Electrospun triaxial nanofibers with middle blank cellulose acetate layers for accurate dual-stage drug release

Abstract

The combination of complex nanostructures with carbohydrate polymers can provide a strong platform for promoting the development of novel drug delivery systems. In this study, tri-layer core-shell nanofibers F2 with discrete drug distributions were prepared using cellulose acetate (CA) as a key filament-forming polymeric matrix and ketoprofen (KET) as a model drug. The discrete distribution was characterized by inserting a bank CA layer between the CA/KET core layer and the PVP/KET outer layer through a modified triaxial electrospinning.
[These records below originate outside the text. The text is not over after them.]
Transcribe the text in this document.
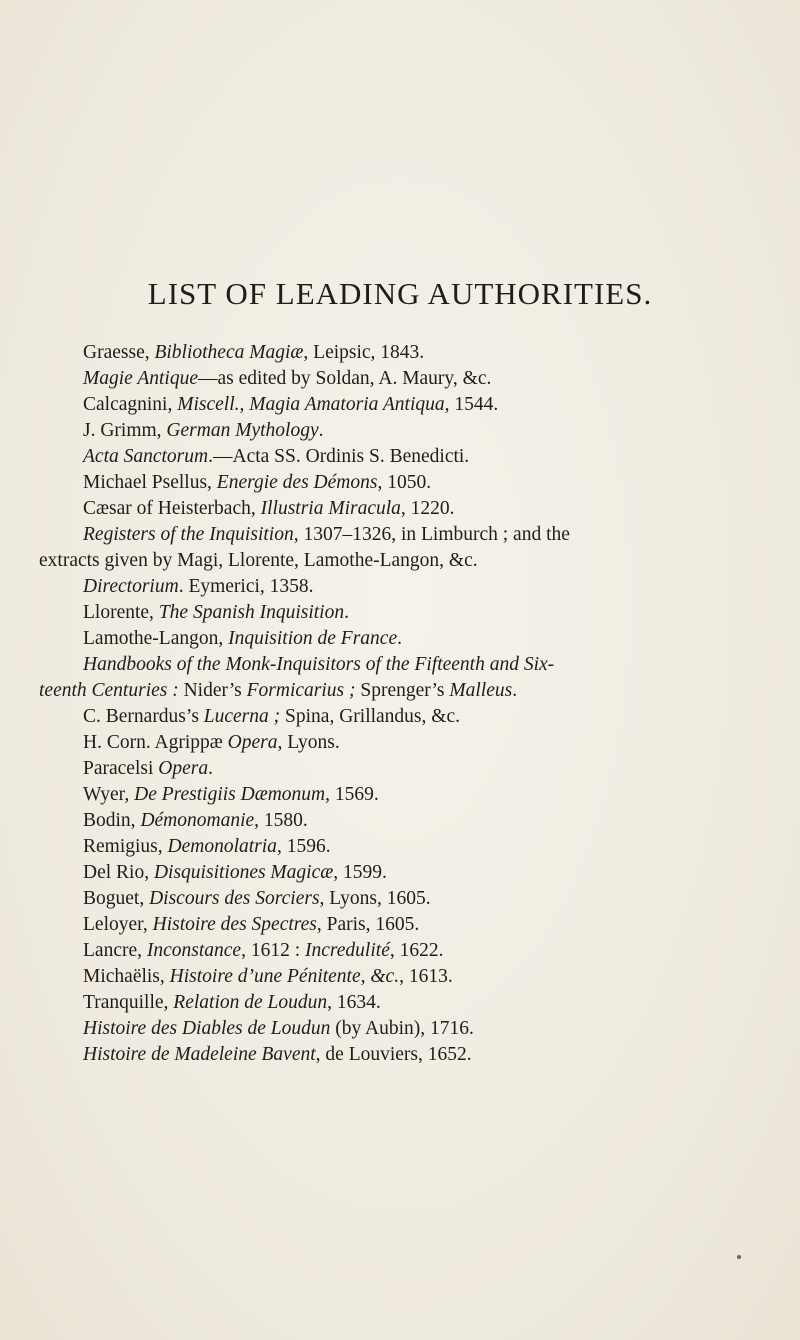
LIST OF LEADING AUTHORITIES.

Graesse, Bibliotheca Magiæ, Leipsic, 1843.

Magie Antique—as edited by Soldan, A. Maury, &c.

Calcagnini, Miscell., Magia Amatoria Antiqua, 1544.

J. Grimm, German Mythology.

Acta Sanctorum.—Acta SS. Ordinis S. Benedicti.

Michael Psellus, Energie des Démons, 1050.

Cæsar of Heisterbach, Illustria Miracula, 1220.

Registers of the Inquisition, 1307–1326, in Limburch ; and the

extracts given by Magi, Llorente, Lamothe-Langon, &c.

Directorium. Eymerici, 1358.

Llorente, The Spanish Inquisition.

Lamothe-Langon, Inquisition de France.

Handbooks of the Monk-Inquisitors of the Fifteenth and Six-

teenth Centuries : Nider’s Formicarius ; Sprenger’s Malleus.

C. Bernardus’s Lucerna ; Spina, Grillandus, &c.

H. Corn. Agrippæ Opera, Lyons.

Paracelsi Opera.

Wyer, De Prestigiis Dæmonum, 1569.

Bodin, Démonomanie, 1580.

Remigius, Demonolatria, 1596.

Del Rio, Disquisitiones Magicæ, 1599.

Boguet, Discours des Sorciers, Lyons, 1605.

Leloyer, Histoire des Spectres, Paris, 1605.

Lancre, Inconstance, 1612 : Incredulité, 1622.

Michaëlis, Histoire d’une Pénitente, &c., 1613.

Tranquille, Relation de Loudun, 1634.

Histoire des Diables de Loudun (by Aubin), 1716.

Histoire de Madeleine Bavent, de Louviers, 1652.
Compared with the traditional core-shell nanofibers F1, the tri-layer nanofibers F2 with drug discrete distributions provided better drug dual-stage release profiles in terms of accurate release contents at the first stage and longer time period sustained release at the second stage. Despite having the same components (drug, soluble PVP, and insoluble CA) and similar linear morphologies, core-shell nanofibers F1 and tri-layer nanofibers F2 exhibited significantly different functional performances in providing dual-stage release. The different structure-performance relationships of the two types of nanofibers have played their important roles on manipulating the accuracy of dual-stage drug controlled release profiles. The mechanism that the tri-layer core-shell nanostructure containing a blank CA middle layer adjusted the drug release behaviors was proposed.